Meet a Specialist: Eric Pierce, MD, PhD
An inspirational teacher can make a lasting impression on a young medical student, and Eric Pierce, MD, PhD, is thankful to his teacher – cornea specialist Dr. Ann Bajart – for introducing him to ophthalmology back in medical school. Dr. Pierce recalls, “The research questions surrounding the causes of eye disease were so interesting, and for someone like me considering a career as a clinician scientist, ophthalmology seemed like a great field.”
Today, Dr. Pierce is a clinician scientist of the highest caliber who gets excited about “the real potential to restore vision in people with inherited retinal degenerations.” He is the Associate Director of the Electroretinography Service (ERG) and the Berman-Gund Laboratory for Retinal Degenerations, Director of the Ophthalmology Department’s Ocular Genomics Institute, and the Solman and Libe Friedman Associate Professor of Ophthalmology at Harvard Medical School.
The cornerstone of Dr. Pierce’s practice is a willingness to give patients – children, families and adults – as much time as they need to discuss their disease. “The clinical testing that we do to understand the characteristics and status of our patients’ disorders (such as measuring vision, visual fields and retinal function) takes several hours; when I sit down to review those data with my patients, I want to have the time to both go through what we learned from the clinical exam and then talk about what we do next,” he says. “Those discussions can be lengthy, but I want to make sure my patients not only understand the results of their clinical tests, but also the progress that we’re making towards finding cures for their specific retinal dystrophy or disease.”
According to Dr. Pierce, the Ocular Genomics Institute is using next-generation sequencing technology to enhance the department’s ability to carry out genetic research. “This vastly improves the odds of finding the specific gene that is causing an individual’s disease,” Dr. Pierce points out, “and means we can give patients a definitive diagnosis and a more accurate prognosis of the course of their disease. For patients, it removes a lot of the uncertainty and anguish that comes from living with an undiagnosed disease. It’s also very helpful to families who may want to know what the risks are of passing their disease on to their children.”

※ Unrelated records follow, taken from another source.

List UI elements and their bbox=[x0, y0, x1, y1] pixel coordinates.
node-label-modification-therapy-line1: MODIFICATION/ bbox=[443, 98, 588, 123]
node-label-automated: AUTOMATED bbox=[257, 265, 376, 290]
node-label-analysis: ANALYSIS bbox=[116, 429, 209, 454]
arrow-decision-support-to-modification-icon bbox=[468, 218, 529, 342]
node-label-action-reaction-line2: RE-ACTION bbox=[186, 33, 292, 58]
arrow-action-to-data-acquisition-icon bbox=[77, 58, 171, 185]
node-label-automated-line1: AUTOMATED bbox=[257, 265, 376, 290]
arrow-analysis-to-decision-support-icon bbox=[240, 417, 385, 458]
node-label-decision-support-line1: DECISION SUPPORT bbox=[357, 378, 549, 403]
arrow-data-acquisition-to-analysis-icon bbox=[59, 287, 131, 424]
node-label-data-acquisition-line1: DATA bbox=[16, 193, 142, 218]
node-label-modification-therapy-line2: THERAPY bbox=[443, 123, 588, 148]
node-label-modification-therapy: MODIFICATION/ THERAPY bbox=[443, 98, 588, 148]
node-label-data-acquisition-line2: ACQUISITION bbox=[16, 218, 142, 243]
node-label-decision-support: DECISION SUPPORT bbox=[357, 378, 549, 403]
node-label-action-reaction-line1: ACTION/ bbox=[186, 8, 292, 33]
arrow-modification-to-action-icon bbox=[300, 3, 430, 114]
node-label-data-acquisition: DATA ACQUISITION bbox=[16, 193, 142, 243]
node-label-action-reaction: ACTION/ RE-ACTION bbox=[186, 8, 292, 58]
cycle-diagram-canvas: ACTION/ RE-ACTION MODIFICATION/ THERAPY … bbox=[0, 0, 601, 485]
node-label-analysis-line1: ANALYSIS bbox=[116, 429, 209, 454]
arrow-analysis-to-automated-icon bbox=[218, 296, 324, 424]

Recent studies have demonstrated that gene therapy can work for inherited retinal disorders, and researchers are using this knowledge as a springboard for further study. In particular, Dr. Pierce participated in one of the clinical trials showing that gene therapy works for the RPE65 genetic form of Leber Congenital Amaurosis, an early onset form of retinal degeneration. He and his colleagues intend to apply this same approach to many other types of retinal disease. “Right now, there are clinical trials in progress for four more types of retinal disease, and we want patients to be prepared. These opportunities will only grow as gene therapy research continues to expand,” he says.
Even though gene therapy treatments are not yet available for the majority of patients with inherited retinal degenerations, Dr. Pierce notes, “It’s a very exciting time in our field because we’ve learned a lot about the genetic causes of these diseases and are now on the threshold of translating that information into treatments for these disorders.” In fact, Dr. Pierce has noticed that his conversations with patients are becoming more optimistic: “Instead of telling them, ‘There’s nothing we can do,’ I can say, ‘We think there will be a therapy for your disease and now is the time to start working towards that goal.’” And when there are potential clinical trials in which they might participate, or, any newly available FDA-approved drugs, Dr. Pierce is able to keep patients apprised of these new developments.
Dr. Pierce shares his passion for ophthalmology through teaching and leading research fellows to develop cures. In addition, he is developing training programs in ophthalmic genetics for residents and fellows, which will in turn, inspire and train more specialists in this growing field.